It has been argued that only 12 percent of adults have the necessary health literacy to manage their health care effectively, which can lead to difficulties in self-care activities, such as medication adherence. Prior research suggests that health literacy may influence knowledge, self-efficacy and self-care, but this has not been fully examined.
To test a model to explain the relationships between health literacy, heart failure knowledge, self-efficacy, and self-care.
Prior to receiving clinic-based education, newly referred patients to 3 heart failure clinics completed assessments of health literacy, heart failure knowledge, self-efficacy, self-care, and demographics. Structural equation modeling was completed to examine the strength of the inter-variable relationships.
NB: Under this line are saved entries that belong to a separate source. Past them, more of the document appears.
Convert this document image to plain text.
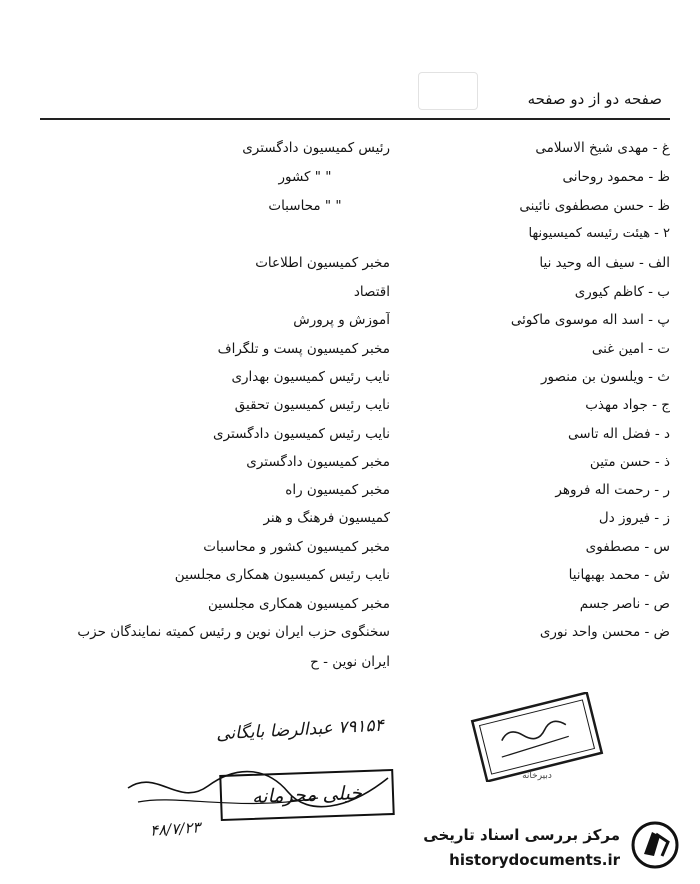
صفحه دو از دو صفحه
غ - مهدی شیخ الاسلامی
رئیس کمیسیون دادگستری
ظ - محمود روحانی
" " کشور
ظ - حسن مصطفوی نائینی
" " محاسبات
۲ - هیئت رئیسه کمیسیونها
الف - سیف اله وحید نیا
مخبر کمیسیون اطلاعات
ب - کاظم کیوری
اقتصاد
پ - اسد اله موسوی ماکوئی
آموزش و پرورش
ت - امین غنی
مخبر کمیسیون پست و تلگراف
ث - ویلسون بن منصور
نایب رئیس کمیسیون بهداری
ج - جواد مهذب
نایب رئیس کمیسیون تحقیق
د - فضل اله تاسی
نایب رئیس کمیسیون دادگستری
ذ - حسن متین
مخبر کمیسیون دادگستری
ر - رحمت اله فروهر
مخبر کمیسیون راه
ز - فیروز دل
کمیسیون فرهنگ و هنر
س - مصطفوی
مخبر کمیسیون کشور و محاسبات
ش - محمد بهبهانیا
نایب رئیس کمیسیون همکاری مجلسین
ص - ناصر جسم
مخبر کمیسیون همکاری مجلسین
ض - محسن واحد نوری
سخنگوی حزب ایران نوین و رئیس کمیته نمایندگان حزب
ایران نوین - ح
دبیرخانه
۷۹۱۵۴ عبدالرضا بایگانی
خیلی محرمانه
۴۸/۷/۲۳	مرکز بررسی اسناد تاریخی
historydocuments.ir
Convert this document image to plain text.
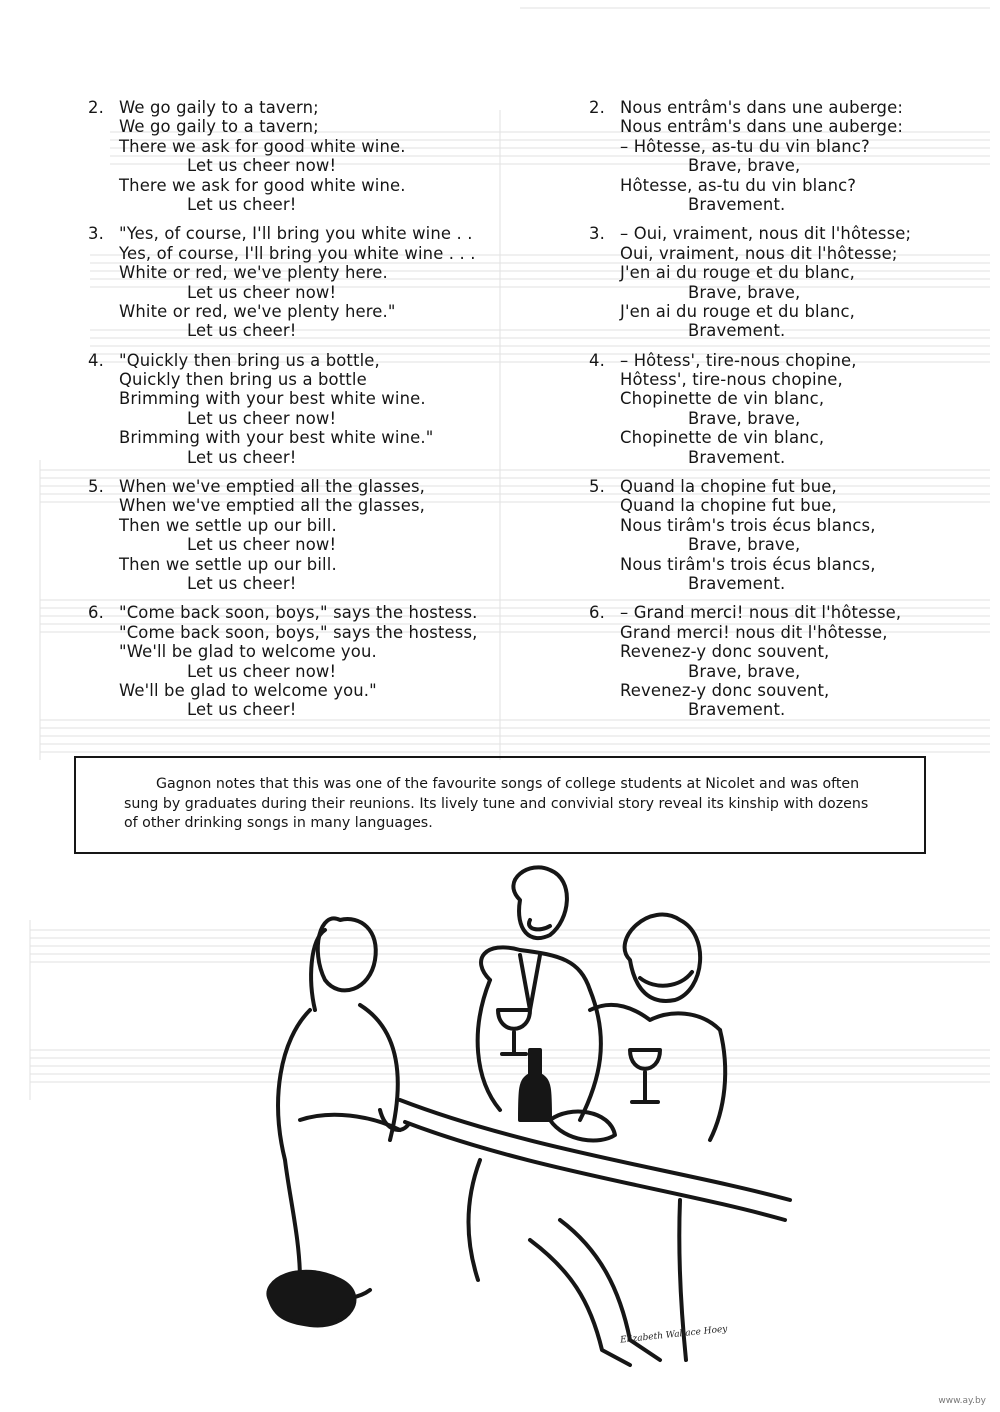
2. We go gaily to a tavern;
We go gaily to a tavern;
There we ask for good white wine.
Let us cheer now!
There we ask for good white wine.
Let us cheer!
3. "Yes, of course, I'll bring you white wine . .
Yes, of course, I'll bring you white wine . . .
White or red, we've plenty here.
Let us cheer now!
White or red, we've plenty here."
Let us cheer!
4. "Quickly then bring us a bottle,
Quickly then bring us a bottle
Brimming with your best white wine.
Let us cheer now!
Brimming with your best white wine."
Let us cheer!
5. When we've emptied all the glasses,
When we've emptied all the glasses,
Then we settle up our bill.
Let us cheer now!
Then we settle up our bill.
Let us cheer!
6. "Come back soon, boys," says the hostess.
"Come back soon, boys," says the hostess,
"We'll be glad to welcome you.
Let us cheer now!
We'll be glad to welcome you."
Let us cheer!
2. Nous entrâm's dans une auberge:
Nous entrâm's dans une auberge:
– Hôtesse, as-tu du vin blanc?
Brave, brave,
Hôtesse, as-tu du vin blanc?
Bravement.
3. – Oui, vraiment, nous dit l'hôtesse;
Oui, vraiment, nous dit l'hôtesse;
J'en ai du rouge et du blanc,
Brave, brave,
J'en ai du rouge et du blanc,
Bravement.
4. – Hôtess', tire-nous chopine,
Hôtess', tire-nous chopine,
Chopinette de vin blanc,
Brave, brave,
Chopinette de vin blanc,
Bravement.
5. Quand la chopine fut bue,
Quand la chopine fut bue,
Nous tirâm's trois écus blancs,
Brave, brave,
Nous tirâm's trois écus blancs,
Bravement.
6. – Grand merci! nous dit l'hôtesse,
Grand merci! nous dit l'hôtesse,
Revenez-y donc souvent,
Brave, brave,
Revenez-y donc souvent,
Bravement.

Gagnon notes that this was one of the favourite songs of college students at Nicolet and was often sung by graduates during their reunions. Its lively tune and convivial story reveal its kinship with dozens of other drinking songs in many languages.

Elizabeth Wallace Hoey
www.ay.by
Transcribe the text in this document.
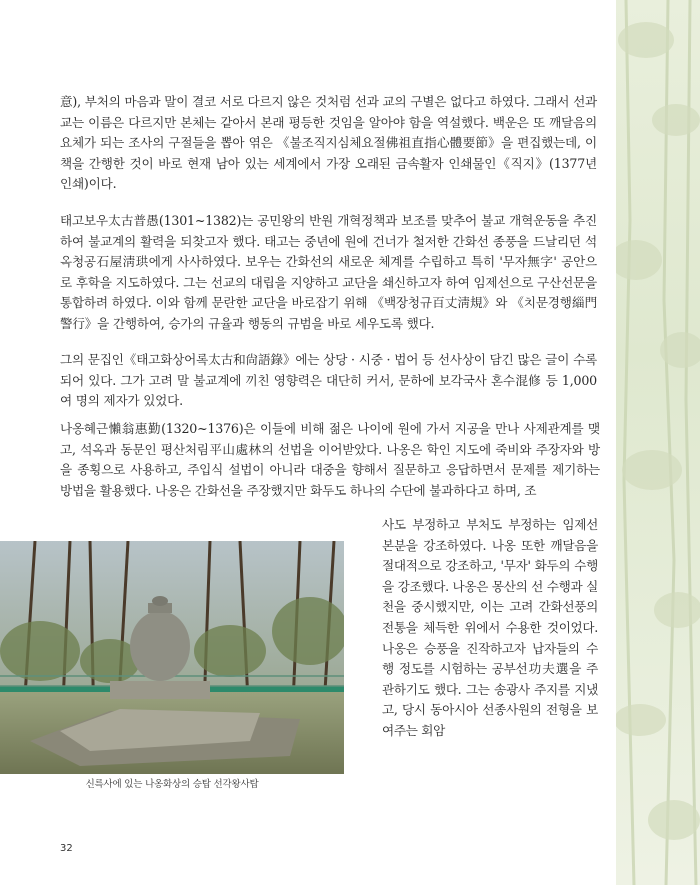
意), 부처의 마음과 말이 결코 서로 다르지 않은 것처럼 선과 교의 구별은 없다고 하였다. 그래서 선과 교는 이름은 다르지만 본체는 같아서 본래 평등한 것임을 알아야 함을 역설했다. 백운은 또 깨달음의 요체가 되는 조사의 구절들을 뽑아 엮은 《불조직지심체요절佛祖直指心體要節》을 편집했는데, 이 책을 간행한 것이 바로 현재 남아 있는 세계에서 가장 오래된 금속활자 인쇄물인《직지》(1377년 인쇄)이다.

태고보우太古普愚(1301~1382)는 공민왕의 반원 개혁정책과 보조를 맞추어 불교 개혁운동을 추진하여 불교계의 활력을 되찾고자 했다. 태고는 중년에 원에 건너가 철저한 간화선 종풍을 드날리던 석옥청공石屋淸珙에게 사사하였다. 보우는 간화선의 새로운 체계를 수립하고 특히 '무자無字' 공안으로 후학을 지도하였다. 그는 선교의 대립을 지양하고 교단을 쇄신하고자 하여 임제선으로 구산선문을 통합하려 하였다. 이와 함께 문란한 교단을 바로잡기 위해 《백장청규百丈淸規》와 《치문경행緇門警行》을 간행하여, 승가의 규율과 행동의 규범을 바로 세우도록 했다.

그의 문집인《태고화상어록太古和尙語錄》에는 상당 · 시중 · 법어 등 선사상이 담긴 많은 글이 수록되어 있다. 그가 고려 말 불교계에 끼친 영향력은 대단히 커서, 문하에 보각국사 혼수混修 등 1,000여 명의 제자가 있었다.

나옹혜근懶翁惠勤(1320~1376)은 이들에 비해 젊은 나이에 원에 가서 지공을 만나 사제관계를 맺고, 석옥과 동문인 평산처림平山處林의 선법을 이어받았다. 나옹은 학인 지도에 죽비와 주장자와 방을 종횡으로 사용하고, 주입식 설법이 아니라 대중을 향해서 질문하고 응답하면서 문제를 제기하는 방법을 활용했다. 나옹은 간화선을 주장했지만 화두도 하나의 수단에 불과하다고 하며, 조

사도 부정하고 부처도 부정하는 임제선 본분을 강조하였다. 나옹 또한 깨달음을 절대적으로 강조하고, '무자' 화두의 수행을 강조했다. 나옹은 몽산의 선 수행과 실천을 중시했지만, 이는 고려 간화선풍의 전통을 체득한 위에서 수용한 것이었다. 나옹은 승풍을 진작하고자 납자들의 수행 정도를 시험하는 공부선功夫選을 주관하기도 했다. 그는 송광사 주지를 지냈고, 당시 동아시아 선종사원의 전형을 보여주는 회암

신륵사에 있는 나옹화상의 승탑 선각왕사탑
32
Of 81 participants recruited, data from 63 patients were complete. Health literacy was independently associated with knowledge (p<0.001). Health literacy was not related to self-care. Self-efficacy was independently-associated with self-care adherence (p=0.016). No other relationships were statistically significant. The model had good fit (comparative fit index=1.000) and explained 33.6% of the variance in knowledge and 27.6% in self-care.
Health literacy influences knowledge about heart failure but not self-care adherence. Instead, self-efficacy influenced self-care adherence. Future research should incorporate additional factors that may better model the relationships between health literacy, knowledge, self-efficacy, and self-care.